6. Relation to neighboring research, misconceptions, and limitations
Within graph-based cryptocurrency AML, MPOCryptoML is positioned against single-pattern detectors, rule-based systems, and GNN-style baselines. Its distinguishing move is to decompose laundering behavior into multiple motif families and to operationalize those families through separate modules for diffusion, temporal asymmetry, and transaction-volume imbalance. This suggests an architectural preference for structured feature design over latent embedding alone (Samadi et al., 18 Aug 2025).
A separate terminological issue arises because “CryptoML” in arXiv literature often denotes privacy-preserving machine learning under MPC or HE. Examples in the same literature include MPClan for honest-majority multiparty ML computation (Koti et al., 2022), CrypTFlow for secure medical-image inference (Alvarez-Valle et al., 2020), CrypTorch for compiler-driven MPC approximation tuning (Liu et al., 24 Nov 2025), Ironman for near-memory OT acceleration in PPML (Lin et al., 22 Jul 2025), and Power-Softmax for HE-friendly polynomial LLM inference (Zimerman et al., 2024). MPOCryptoML is distinct from those systems: it is an AML transaction-graph detector for off-chain cryptocurrency activity rather than a secure-computation runtime or encrypted-inference framework.
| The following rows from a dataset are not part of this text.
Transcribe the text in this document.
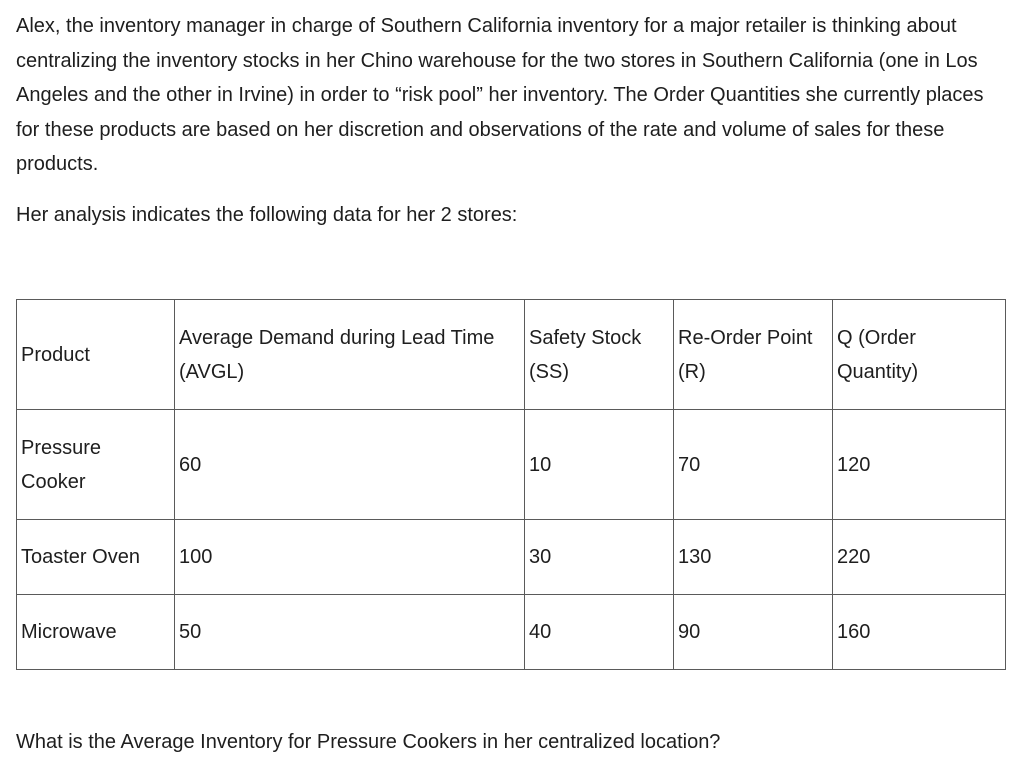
Alex, the inventory manager in charge of Southern California inventory for a major retailer is thinking about centralizing the inventory stocks in her Chino warehouse for the two stores in Southern California (one in Los Angeles and the other in Irvine) in order to “risk pool” her inventory. The Order Quantities she currently places for these products are based on her discretion and observations of the rate and volume of sales for these products.

Her analysis indicates the following data for her 2 stores:

Product	Average Demand during Lead Time (AVGL)	Safety Stock (SS)	Re-Order Point (R)	Q (Order Quantity)
Pressure Cooker	60	10	70	120
Toaster Oven	100	30	130	220
Microwave	50	40	90	160

What is the Average Inventory for Pressure Cookers in her centralized location?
The limitations stated for MPOCryptoML are operational rather than cryptographic. Legitimate high-throughput services such as exchanges and payment processors can produce false positives because fan-in and fan-out patterns also occur in ordinary custodial workflows. The model is sensitive to the choice of 3, 4, 5, and the latency thresholds; overly tight values can miss slow layering, whereas loose values can overflag routine activity. Mixers, tumblers, CoinJoin, dust attacks, and smart-contract-based obfuscation can disrupt degree- and amount-based heuristics. Off-chain visibility is inherently partial, so incomplete subgraph reconstruction can propagate seed noise through PPR. The proposed future directions are to integrate GNNs as auxiliary modules, pursue semi-supervised learning with PU labeling, use adaptive thresholds through Bayesian optimization or reinforcement learning, and extend explainability through counterfactual subgraph generation (Samadi et al., 18 Aug 2025).
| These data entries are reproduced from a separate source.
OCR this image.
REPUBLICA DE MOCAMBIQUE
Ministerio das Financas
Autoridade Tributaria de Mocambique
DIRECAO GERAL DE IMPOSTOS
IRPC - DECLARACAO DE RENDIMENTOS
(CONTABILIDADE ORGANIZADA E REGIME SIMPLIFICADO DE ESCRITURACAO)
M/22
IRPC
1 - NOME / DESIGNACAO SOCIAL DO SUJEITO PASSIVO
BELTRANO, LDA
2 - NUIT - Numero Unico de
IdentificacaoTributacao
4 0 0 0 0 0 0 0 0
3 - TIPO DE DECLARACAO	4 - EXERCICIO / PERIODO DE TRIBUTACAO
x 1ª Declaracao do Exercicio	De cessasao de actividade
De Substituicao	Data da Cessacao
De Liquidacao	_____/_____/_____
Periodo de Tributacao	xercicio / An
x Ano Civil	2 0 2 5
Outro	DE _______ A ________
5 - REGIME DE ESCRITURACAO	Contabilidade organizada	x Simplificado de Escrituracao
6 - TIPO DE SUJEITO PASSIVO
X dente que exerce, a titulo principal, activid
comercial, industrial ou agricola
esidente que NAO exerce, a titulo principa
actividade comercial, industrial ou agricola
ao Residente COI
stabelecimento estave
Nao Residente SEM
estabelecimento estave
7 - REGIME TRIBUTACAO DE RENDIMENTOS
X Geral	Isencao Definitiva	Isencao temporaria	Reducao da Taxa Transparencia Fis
Taken together, these features place MPOCryptoML in a specific methodological niche: it is a graph-analytic, multi-pattern anomaly-ranking system for off-chain cryptocurrency laundering, built from interpretable structural detectors and validated on public transaction datasets, rather than a generic neural architecture or a privacy-preserving cryptographic ML stack.